Here we’ve summarized our favourite points from “Seven Reasons Why You SHOULD Eat Lard“, added a few of our own, and synthesized a further explanation as well as information on how to render lard from Mommypotamus.

  1. Lard is high in Vitamin D: Lard from pastured pigs contains anywhere between 500-1000 IU vitamin D per tablespoon. This is dependant on sun exposure and diet and why this is a unique quality of pasture vs. commercially raised pigs. The only dietary source higher in vitamin D is cod liver oil.
  2. Lard is Heart-Healthy: How can a saturated animal fat be good for my heart? Lard is in fact classified as a monosaturated fat. It’s about 45-48% monounsaturated fat (oleic acid – which is ALSO found in olive oil), 40% saturated fat and 12% polyunsaturated fats. Monosaturated fats are the ones responsible for lowering “bad” LDL cholesterol while sustaining “good” HDL cholesterol.
  3. Lard is a great cooking fat: The smoke point is 370F. You can bake, saute, and deep fry at these temperatures which is a huge perk in our kitchen.
  4. Lard can be ethically, sustainably, and locally produced: Outside our back door does not get any closer!
  5. Lard is economical: At $5 a lb for nutritious pasture-raised lard, it is just a few dollars more than the generic lard you may find in at a commercial chain store.
  6. Lard is easy to make and store: When rendered down the fat is easy to store in a jar in the fridge, freezer, or canned in the cellar. In its pure state it can last up to a year.
  7. Lard is what grandma used to use: In a diet that gets back to eating simply, lard is a standout star of traditional and simple fats.
  8. Lard does not have a strong taste: Don’t worry, it won’t make everything like bacon.

Orchard update

Spring has sprung! This is our first spring on the farm and we have been working hard to get everything set up so we can enjoy some harvests in the next 3-7 years. The sooner we get things in the ground the fewer years we will have to wait to hit full production. In the meantime, we will be enjoying fruits this year from our Gravenstein apple, Bartlett pear, and Italian Purne plum. All three got a pretty intense pruning this spring and we hope they appreciated it! There are a few faster-producing bushes and canes we are hoping to see production beginning on this year too. Namely, the blackberries, blueberries, raspberries, figs, and mulberries. Production should only ramp up on those over the next few years. Especially with the help of our secret weapon, llama poop! Those beans are black gold. They don’t need to be aged and make an awesome “tea” for the plants. All the trees and bushes got their first dose this spring, except for the blackberries, they don’t need ANY encouragement!
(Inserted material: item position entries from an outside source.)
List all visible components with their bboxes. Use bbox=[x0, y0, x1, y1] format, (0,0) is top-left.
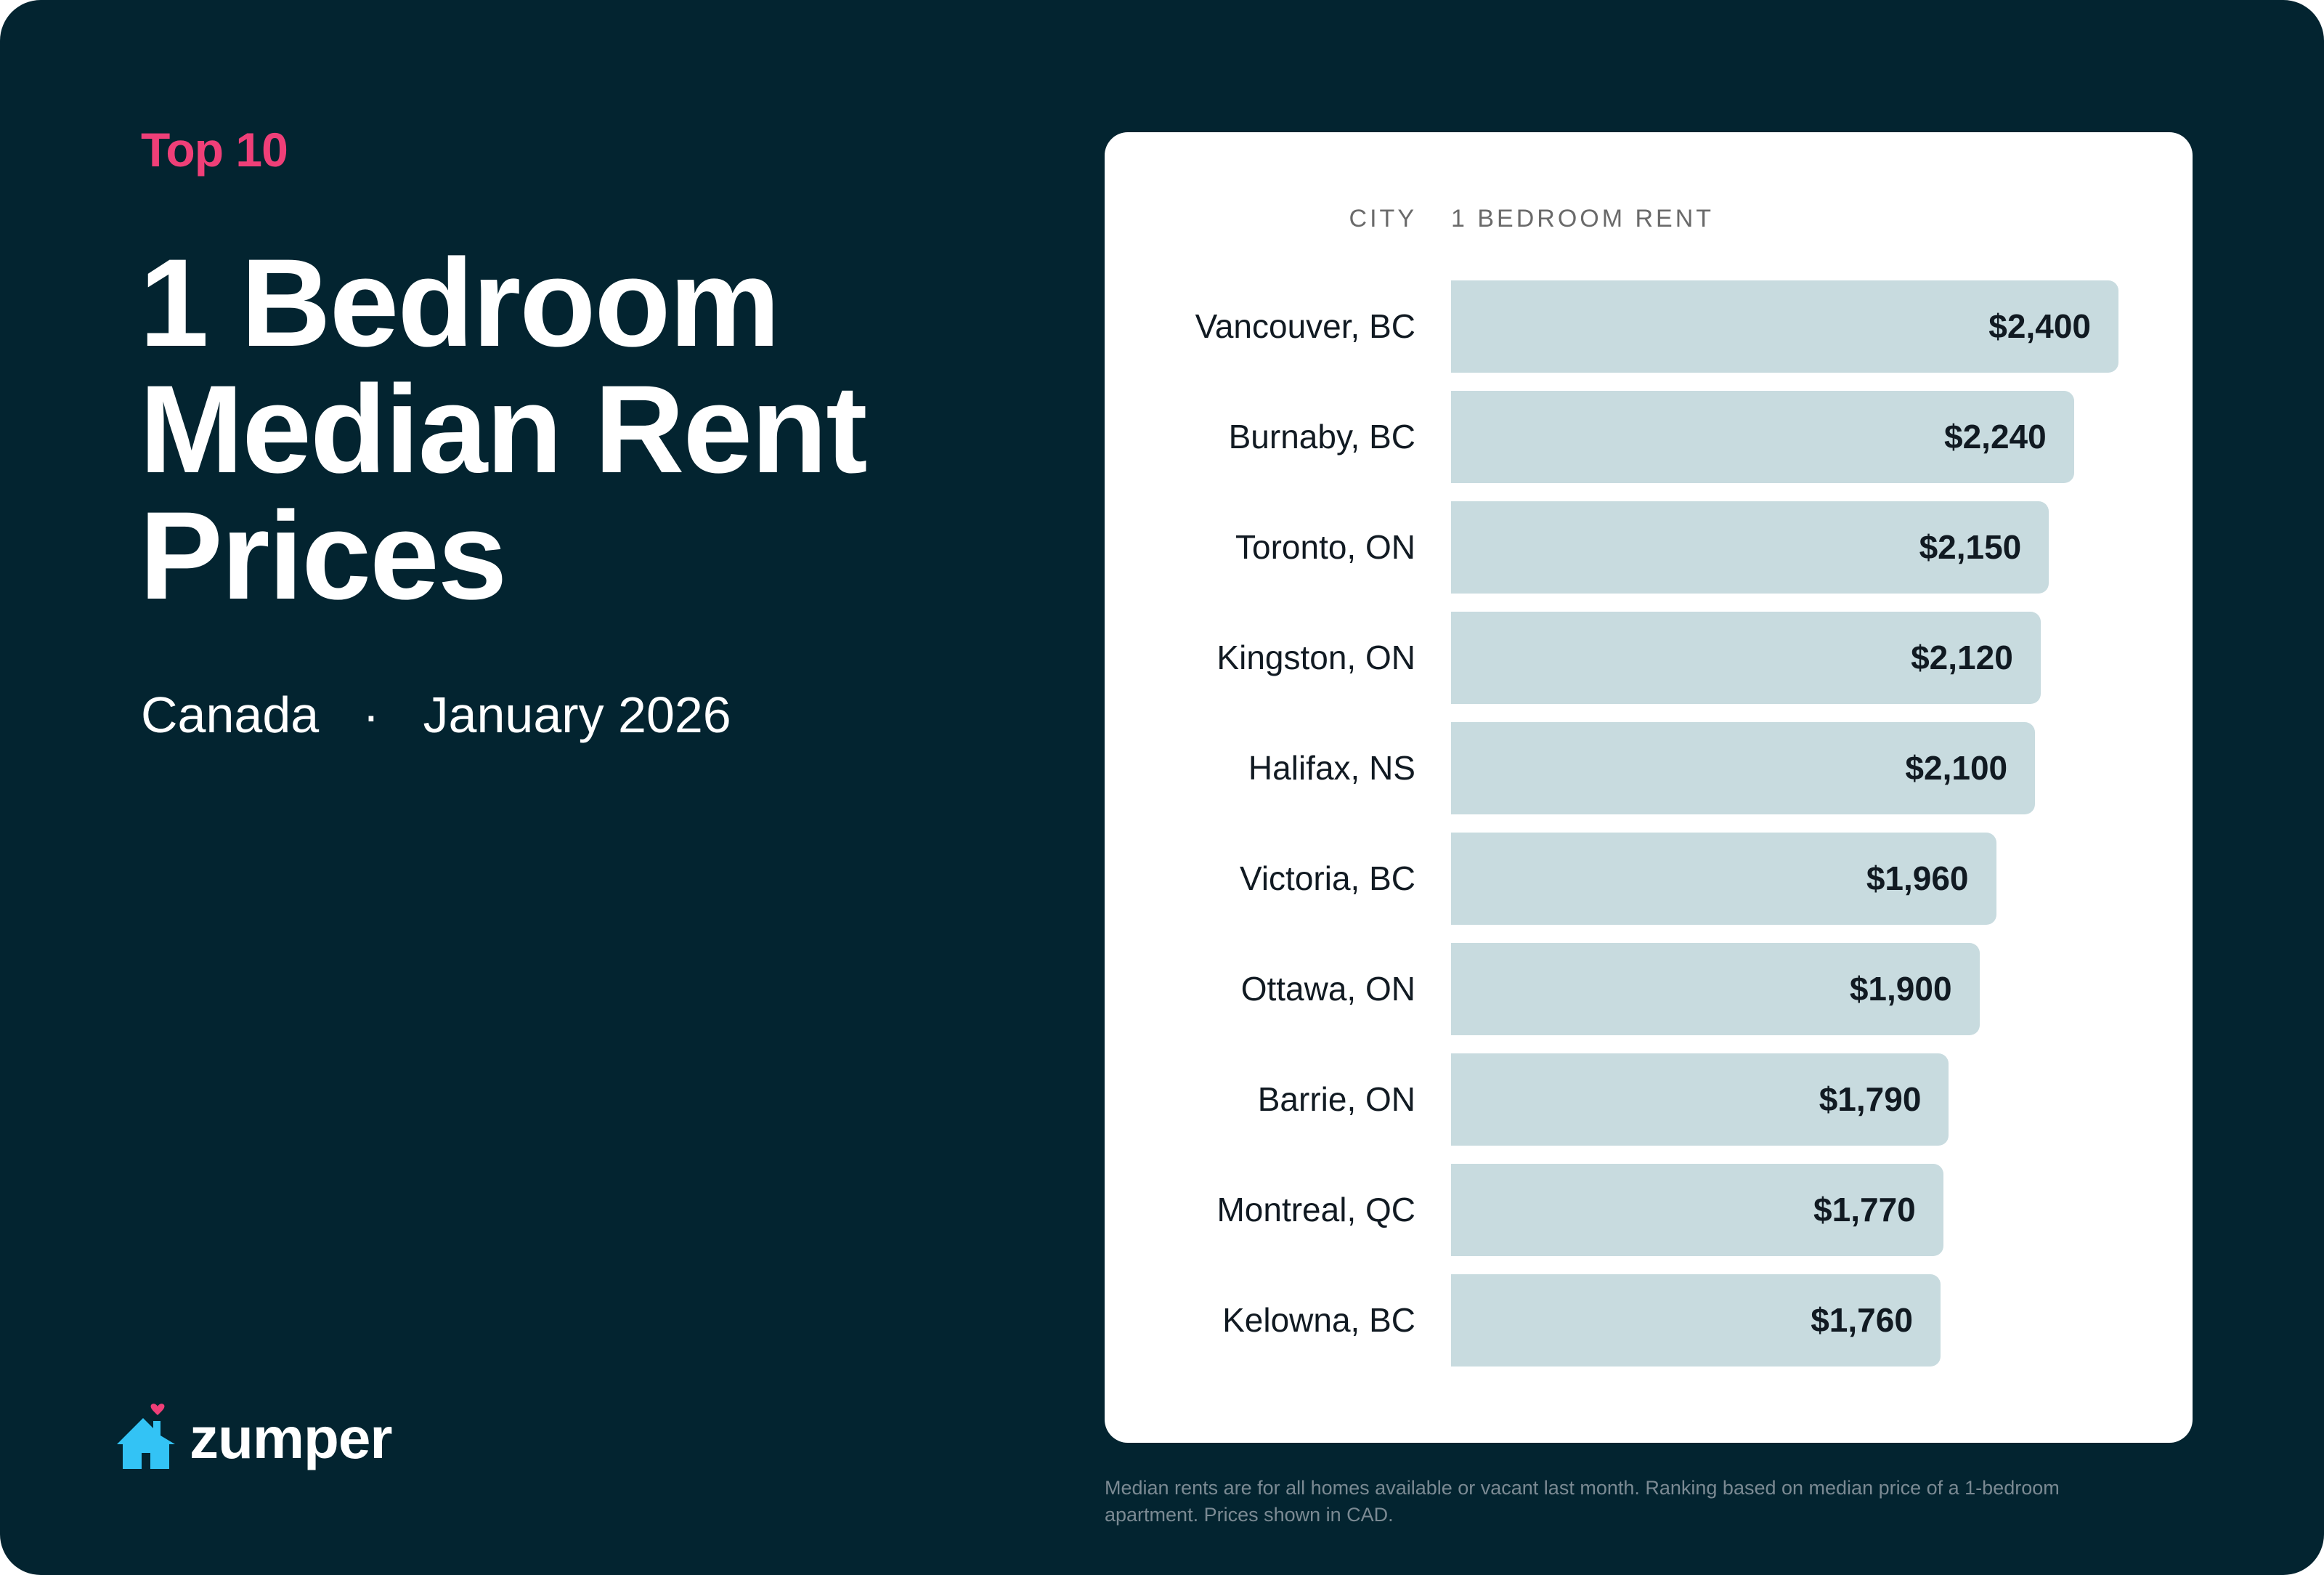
value-label: $1,900 bbox=[1849, 970, 1952, 1008]
city-label: Kelowna, BC bbox=[1222, 1301, 1415, 1339]
value-label: $2,120 bbox=[1911, 639, 2013, 676]
bar: $2,150 bbox=[1451, 501, 2049, 594]
column-header-rent: 1 BEDROOM RENT bbox=[1451, 205, 1715, 232]
footnote: Median rents are for all homes available… bbox=[1105, 1477, 2060, 1526]
logo-wordmark: zumper bbox=[190, 1406, 392, 1470]
bar: $2,120 bbox=[1451, 612, 2041, 704]
value-label: $1,790 bbox=[1819, 1080, 1922, 1118]
city-label: Burnaby, BC bbox=[1228, 418, 1415, 456]
bar: $2,100 bbox=[1451, 722, 2036, 814]
region-label: Canada bbox=[141, 687, 320, 743]
bar: $2,240 bbox=[1451, 391, 2074, 483]
city-label: Victoria, BC bbox=[1239, 859, 1415, 897]
city-label: Montreal, QC bbox=[1216, 1191, 1415, 1228]
city-label: Barrie, ON bbox=[1257, 1080, 1415, 1118]
page-title: 1 Bedroom Median Rent Prices bbox=[139, 240, 1084, 619]
value-label: $1,770 bbox=[1813, 1191, 1916, 1228]
value-label: $2,400 bbox=[1988, 307, 2091, 345]
bar: $1,900 bbox=[1451, 943, 1980, 1035]
zumper-logo: zumper bbox=[115, 1402, 392, 1472]
value-label: $1,960 bbox=[1866, 859, 1969, 897]
bar: $1,790 bbox=[1451, 1053, 1949, 1146]
city-label: Halifax, NS bbox=[1248, 749, 1415, 787]
eyebrow-label: Top 10 bbox=[141, 123, 288, 177]
value-label: $2,240 bbox=[1944, 418, 2047, 456]
city-label: Toronto, ON bbox=[1235, 528, 1415, 566]
title-line: Median Rent bbox=[139, 360, 868, 499]
city-label: Kingston, ON bbox=[1216, 639, 1415, 676]
date-label: January 2026 bbox=[423, 687, 731, 743]
value-label: $1,760 bbox=[1811, 1301, 1913, 1339]
separator-dot: · bbox=[362, 687, 380, 743]
column-header-city: CITY bbox=[1349, 205, 1417, 232]
house-heart-icon bbox=[117, 1404, 175, 1469]
bar: $1,770 bbox=[1451, 1164, 1943, 1256]
bar: $2,400 bbox=[1451, 280, 2118, 373]
value-label: $2,100 bbox=[1905, 749, 2008, 787]
bar: $1,960 bbox=[1451, 833, 1996, 925]
city-label: Vancouver, BC bbox=[1195, 307, 1415, 345]
city-label: Ottawa, ON bbox=[1240, 970, 1415, 1008]
value-label: $2,150 bbox=[1919, 528, 2022, 566]
title-line: Prices bbox=[139, 486, 507, 625]
title-line: 1 Bedroom bbox=[139, 233, 780, 373]
subtitle: Canada · January 2026 bbox=[141, 686, 731, 744]
bar: $1,760 bbox=[1451, 1274, 1941, 1367]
Mama needs a truck! There were seven 7’+ trees and six 3′ vines in that compact SUV.

Trees we will be waiting on will be our hazelnuts (Jefferson and Theta), pears (Clapp’s Favorite and Flemish Beauty), and fuzzy kiwi vines (Hayward and Saanichton 12). It could be several years before some of these varieties fruit but there is no time like the present to start!

This isn’t quite orchard related, but tomatoes are a fruit so we’ll let it slide. Yesterday we reused some old PVC that was left here in the bushes and crafted a tomato cage with 100% reused materials. Homeschool took place in the form of measuring, counting, planning, and celebrating our earth and society by using what we had. The string will go in later when the tomatoes go in. We opted for a 5′ structure since our indeterminate heirloom tomatoes will be too hefty for those tiny little cages. Is it just me or can you all hear the Arrogant Worm lyric “uncage your tomatoes” from “Carrot Juice is Murder” when you think about tomato cages? We don’t mind laughing at ourselves. LOL.